Quadrupole gauge theory: anti-Higgs mechanism and elastic dual

TL;DR

This paper introduces a quadrupole gauge theory exhibiting an anti-Higgs mechanism where spontaneous symmetry breaking leads to more massless excitations, and establishes a duality with exotic elastic systems called incompressible crystals.

Contribution

It extends gauge theory to include quadrupole moments, revealing a novel anti-Higgs mechanism and duality with incompressible crystal phases.

Findings

Spontaneous quadrupole symmetry breaking increases massless modes.

The anti-Higgs mechanism challenges traditional Higgs paradigm.

Duality links quadrupole gauge theory to incompressible crystal phases.

Abstract

Motivated by the duality between elasticity and fracton gauge theory, we study an extension of the gauge group that includes the quadrupole moment.

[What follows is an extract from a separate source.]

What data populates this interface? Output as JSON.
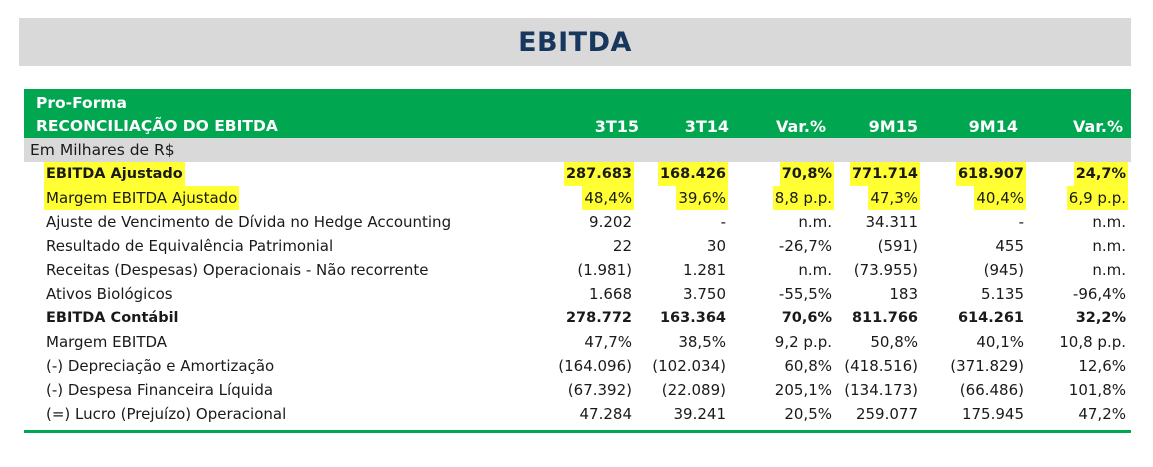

Remarkably, we find that spontaneous breaking of the quadrupole symmetry increases the number of massless excitations. This result appears to challenge the well-established paradigm, according to which gauge fields acquire mass through the Higgs mechanism, and the would-be Goldstone bosons are rendered massive. We refer to this phenomenon as the anti-Higgs mechanism. Furthermore, we demonstrate that the quadrupole gauge theory is dual to an exotic class of elastic systems, which we dub incompressible crystals. The anti-Higgs mechanism in the dual theory corresponds to a phase transition from the incompressible crystal state to an ordinary (compressible) solid.